Hans Hopf is one of my favorite tenors, if not “thee” favorite. He was criticized as being wooden, but I don't hear that and I just can't get over that color. He started out in lyric parts, and then did a lot of Strauss and Wagner. One would not think that a sound so dark would have such easy high notes, but his hich C in Meistersinger and his recording of the Emperor in Frau ohne Schatten prove otherwise. The Web doesn't have a decent biography for him, but the link above at least has a sound clip. Decent CD stores have operas with him in them.
Franco Corelli was the world's greatest tenor in his day, if you judge it by mass appeal. Unlike other big-voiced tenors he had a pianissimo he could use on the top. I mention him here because like Del Monaco he had a wide role range, though he never did Otello. I don't care if the last high note was spliced in or what, his Di Quella Pira was the first recording of any opera that gave me chills, and very little has since. Say what you want about his interpretation or his neuroses: he was great.
Waldemar Kmentt was: who, did you say? Waldemar Kmentt. I first came across him on the Nilsson recording of Salome and I learned Narraboth while listening to him sing it. He made his name singing Mozart and Bach but sang Froh and Walther von Stolzing in the Wagner arena, so he spans three Fächer. I met him at the Met where he made his debut at the tender age of 72 or so in the speaking role of Haushofmeister in ARIADNE. Yet another great singer who made his career in Europe and so we don't know about him.
George Shirley has had an extremely varied career. He's been to the Met, New York City Opera, and the companies at Covent Garden, Glyndebourne, Deutsche Oper Berlin, Buenos Aires, Amsterdam, L'Opéra de Monte Carlo, Glasgow, Chicago Lyric, San Francisco, Washington D.C., and Santa Fe. He's done tons of Bach and Mozart. He got a Grammy for his Ferrando.
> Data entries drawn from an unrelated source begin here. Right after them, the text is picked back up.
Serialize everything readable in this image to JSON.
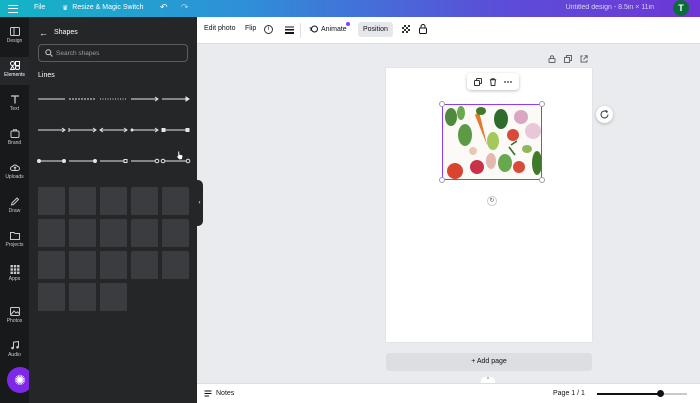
{
  "topbar": {
    "file_label": "File",
    "resize_label": "Resize & Magic Switch",
    "undo_glyph": "↶",
    "redo_glyph": "↷",
    "design_title": "Untitled design - 8.5in × 11in",
    "avatar_initial": "T"
  },
  "rail": {
    "items": [
      {
        "label": "Design",
        "icon": "design-icon"
      },
      {
        "label": "Elements",
        "icon": "elements-icon"
      },
      {
        "label": "Text",
        "icon": "text-icon"
      },
      {
        "label": "Brand",
        "icon": "brand-icon"
      },
      {
        "label": "Uploads",
        "icon": "uploads-icon"
      },
      {
        "label": "Draw",
        "icon": "draw-icon"
      },
      {
        "label": "Projects",
        "icon": "projects-icon"
      },
      {
        "label": "Apps",
        "icon": "apps-icon"
      },
      {
        "label": "Photos",
        "icon": "photos-icon"
      },
      {
        "label": "Audio",
        "icon": "audio-icon"
      }
    ],
    "active_index": 1,
    "magic_glyph": "✺"
  },
  "panel": {
    "title": "Shapes",
    "search_placeholder": "Search shapes",
    "section_label": "Lines"
  },
  "toolbar": {
    "edit_photo": "Edit photo",
    "flip": "Flip",
    "info_glyph": "i",
    "animate": "Animate",
    "position": "Position"
  },
  "canvas": {
    "add_page": "+ Add page",
    "rotate_glyph": "↻"
  },
  "bottombar": {
    "notes": "Notes",
    "page_indicator": "Page 1 / 1",
    "zoom_fraction": 0.7
  },
  "colors": {
    "accent": "#8b3dff",
    "panel_bg": "#252627",
    "rail_bg": "#18191b",
    "magic_fab": "#7d2ae8"
  }
}
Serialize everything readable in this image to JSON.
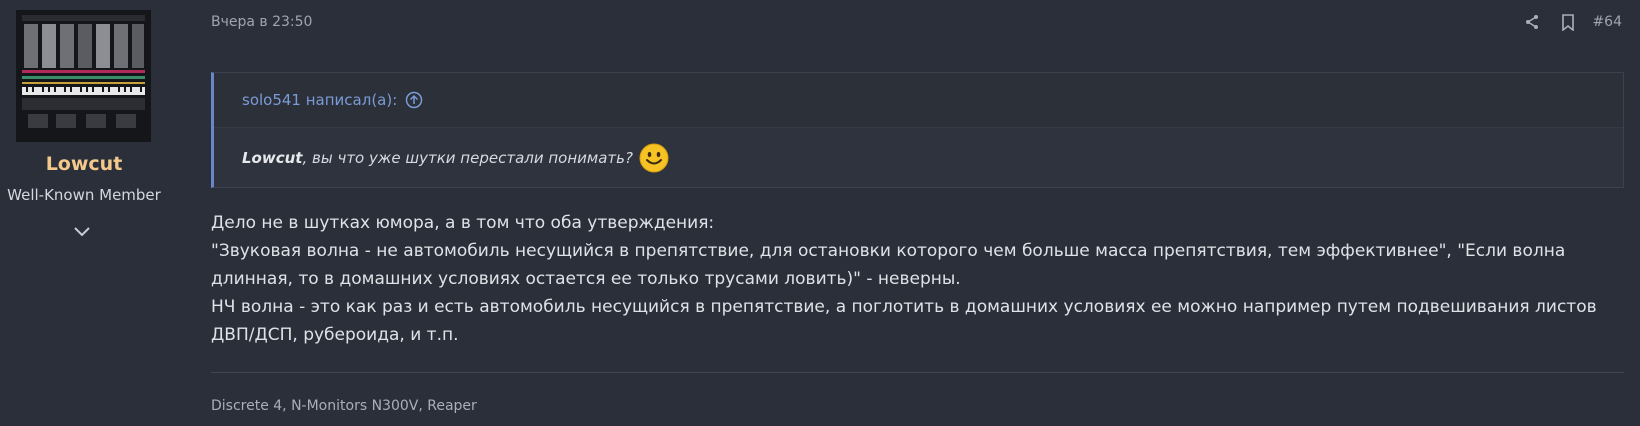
{
  "author": {
    "username": "Lowcut",
    "title": "Well-Known Member",
    "avatar_icon": "avatar-synth-icon",
    "username_color": "#f3c98b"
  },
  "post": {
    "date": "Вчера в 23:50",
    "number": "#64",
    "share_icon": "share-icon",
    "bookmark_icon": "bookmark-icon"
  },
  "quote": {
    "author_line": "solo541 написал(а):",
    "mention": "Lowcut",
    "text": ", вы что уже шутки перестали понимать?",
    "accent_color": "#6b86c8"
  },
  "body": {
    "lines": [
      "Дело не в шутках юмора, а в том что оба утверждения:",
      "\"Звуковая волна - не автомобиль несущийся в препятствие, для остановки которого чем больше масса препятствия, тем эффективнее\", \"Если волна длинная, то в домашних условиях остается ее только трусами ловить)\" - неверны.",
      "НЧ волна - это как раз и есть автомобиль несущийся в препятствие, а поглотить в домашних условиях ее можно например путем подвешивания листов ДВП/ДСП, рубероида, и т.п."
    ]
  },
  "signature": {
    "text": "Discrete 4, N-Monitors N300V, Reaper"
  }
}
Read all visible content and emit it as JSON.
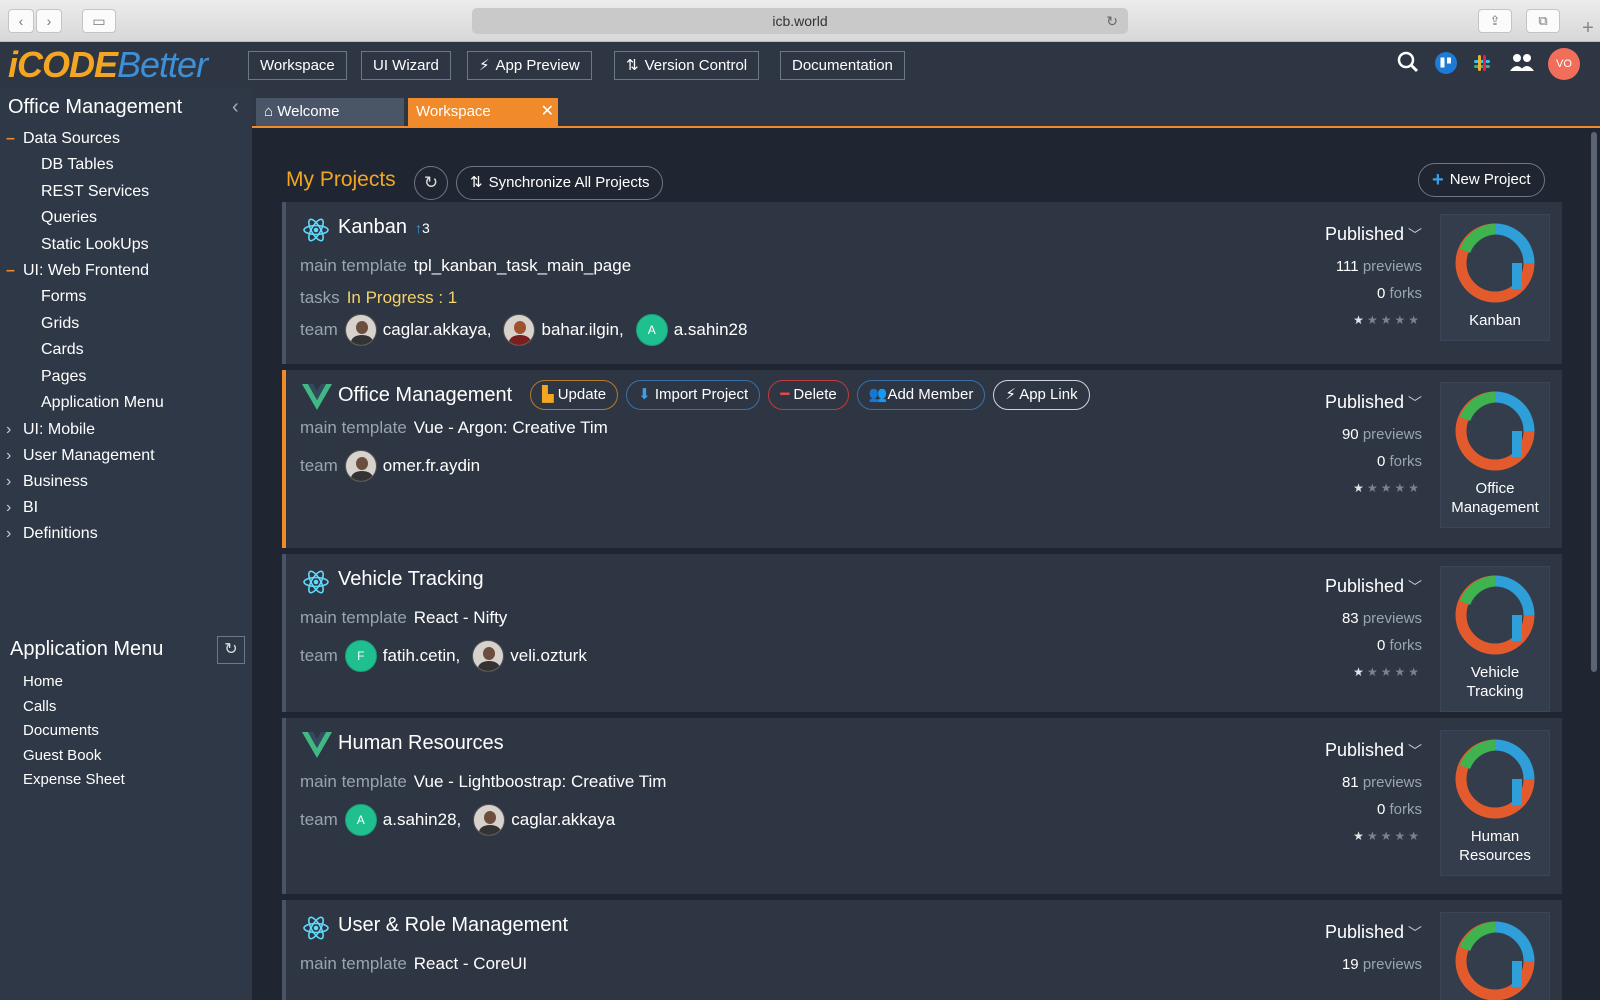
{
  "browser": {
    "url": "icb.world"
  },
  "header": {
    "logo_part1": "iCODE",
    "logo_part2": "Better",
    "menu": [
      {
        "label": "Workspace",
        "icon": ""
      },
      {
        "label": "UI Wizard",
        "icon": ""
      },
      {
        "label": "App Preview",
        "icon": "⚡"
      },
      {
        "label": "Version Control",
        "icon": "⇅"
      },
      {
        "label": "Documentation",
        "icon": ""
      }
    ],
    "user_initials": "VO"
  },
  "sidebar": {
    "title": "Office Management",
    "groups": [
      {
        "label": "Data Sources",
        "expanded": true,
        "items": [
          "DB Tables",
          "REST Services",
          "Queries",
          "Static LookUps"
        ]
      },
      {
        "label": "UI: Web Frontend",
        "expanded": true,
        "items": [
          "Forms",
          "Grids",
          "Cards",
          "Pages",
          "Application Menu"
        ]
      },
      {
        "label": "UI: Mobile",
        "expanded": false,
        "items": []
      },
      {
        "label": "User Management",
        "expanded": false,
        "items": []
      },
      {
        "label": "Business",
        "expanded": false,
        "items": []
      },
      {
        "label": "BI",
        "expanded": false,
        "items": []
      },
      {
        "label": "Definitions",
        "expanded": false,
        "items": []
      }
    ],
    "app_menu_title": "Application Menu",
    "app_menu_items": [
      "Home",
      "Calls",
      "Documents",
      "Guest Book",
      "Expense Sheet"
    ]
  },
  "tabs": [
    {
      "label": "Welcome",
      "active": false
    },
    {
      "label": "Workspace",
      "active": true
    }
  ],
  "main": {
    "title": "My Projects",
    "sync_label": "Synchronize All Projects",
    "new_project_label": "New Project",
    "labels": {
      "main_template": "main template",
      "team": "team",
      "tasks": "tasks",
      "previews": "previews",
      "forks": "forks"
    },
    "actions": [
      "Update",
      "Import Project",
      "Delete",
      "Add Member",
      "App Link"
    ]
  },
  "projects": [
    {
      "name": "Kanban",
      "framework": "react",
      "badge": "3",
      "template": "tpl_kanban_task_main_page",
      "tasks": {
        "status": "In Progress",
        "sep": " : ",
        "count": "1"
      },
      "team": [
        {
          "name": "caglar.akkaya,",
          "avatar": "photo",
          "initial": ""
        },
        {
          "name": "bahar.ilgin,",
          "avatar": "photo-female",
          "initial": ""
        },
        {
          "name": "a.sahin28",
          "avatar": "initial",
          "initial": "A"
        }
      ],
      "status": "Published",
      "previews": "111",
      "forks": "0",
      "rating": 1,
      "thumb": "Kanban"
    },
    {
      "name": "Office Management",
      "framework": "vue",
      "badge": "",
      "template": "Vue - Argon: Creative Tim",
      "team": [
        {
          "name": "omer.fr.aydin",
          "avatar": "photo",
          "initial": ""
        }
      ],
      "status": "Published",
      "previews": "90",
      "forks": "0",
      "rating": 1,
      "thumb": "Office Management"
    },
    {
      "name": "Vehicle Tracking",
      "framework": "react",
      "badge": "",
      "template": "React - Nifty",
      "team": [
        {
          "name": "fatih.cetin,",
          "avatar": "initial",
          "initial": "F"
        },
        {
          "name": "veli.ozturk",
          "avatar": "photo",
          "initial": ""
        }
      ],
      "status": "Published",
      "previews": "83",
      "forks": "0",
      "rating": 1,
      "thumb": "Vehicle Tracking"
    },
    {
      "name": "Human Resources",
      "framework": "vue",
      "badge": "",
      "template": "Vue - Lightboostrap: Creative Tim",
      "team": [
        {
          "name": "a.sahin28,",
          "avatar": "initial",
          "initial": "A"
        },
        {
          "name": "caglar.akkaya",
          "avatar": "photo",
          "initial": ""
        }
      ],
      "status": "Published",
      "previews": "81",
      "forks": "0",
      "rating": 1,
      "thumb": "Human Resources"
    },
    {
      "name": "User & Role Management",
      "framework": "react",
      "badge": "",
      "template": "React - CoreUI",
      "team": [],
      "status": "Published",
      "previews": "19",
      "forks": "",
      "rating": 0,
      "thumb": ""
    }
  ],
  "colors": {
    "accent": "#f08a2a",
    "highlight": "#f4a622",
    "link": "#3d9ee8",
    "sidebar": "#2f3846",
    "card": "#2e3644"
  }
}
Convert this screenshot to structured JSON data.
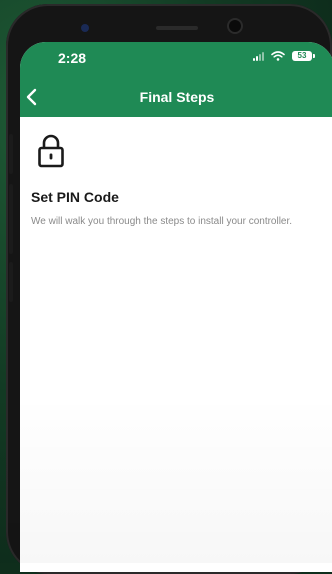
{
  "status_bar": {
    "time": "2:28",
    "battery": "53"
  },
  "header": {
    "title": "Final Steps",
    "back_icon": "chevron-left-icon",
    "color": "#1f8a55"
  },
  "content": {
    "icon": "lock-icon",
    "title": "Set PIN Code",
    "description": "We will walk you through the steps to install your controller."
  }
}
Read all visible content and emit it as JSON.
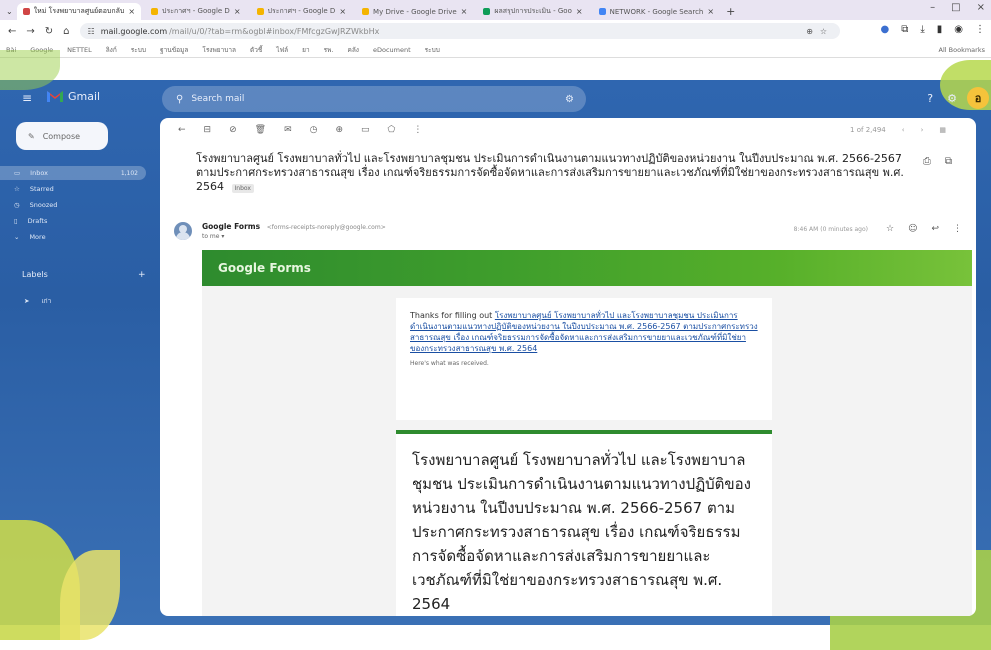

I was Narraboth to his Herod in Buffalo, and 2nd Spirit to his Tamino at the Met. His softball team trounced our Central City team in Aspen in 1997. An all-around great guy, great actor, great voice, now teaching young-uns how to do it at the University of Michigan. He told me that his acid reflux condition was missed or misdiagnosed for years, leading his cords to be swollen a lot of the time and certainly affecting his career. He should be as famous as any of the big names of today, but like a lot of us in the Business, he just keeps on keeping on. What more can we do? More info on Mr. Shirley can be found here and here. Search here for what he did at the Met.
Almost nothing about Gary Burgess can be found on the Web aside from recordings he's featured on. He sang Otello and hired me for my first Luigi and Narraboth in Buffalo before returning home to the Caribbean. Makes me wonder yet again how many other singers there are who we never learn about without providential direct contact. Perhaps a show called American Opera Idol could drag some out of the woodwork...
Richard Troxell is a friend of mine. We met in a production of Il Trittico where he was Rinuccio and I was Luigi, a Lirico and a Spinto part, respectively. He excels in parts like Alfredo and serious Musical Theater roles, but since a French film director chose him to sing Pinkerton in a Madama Butterfly movie, he's been doing that role, though he told me he didn't think he was the right voice for the part, but it depends on the house, and recently he sang Don José. So who knows what he'll do before he's done?
I have been compared by operagoers who heard me to Richard Tucker, José Carreras, Plàcido Domingo, Nicolai Gedda and Jon Vickers. Take your pick. If you answer the Three Questions right, you'll have a chance to decide for yourself what kind of tenor I am, by hearing cuts from Carmina Burana to Die Zauberflöte. What kind of tenor do I think I am? I'm a tenor who wants to work.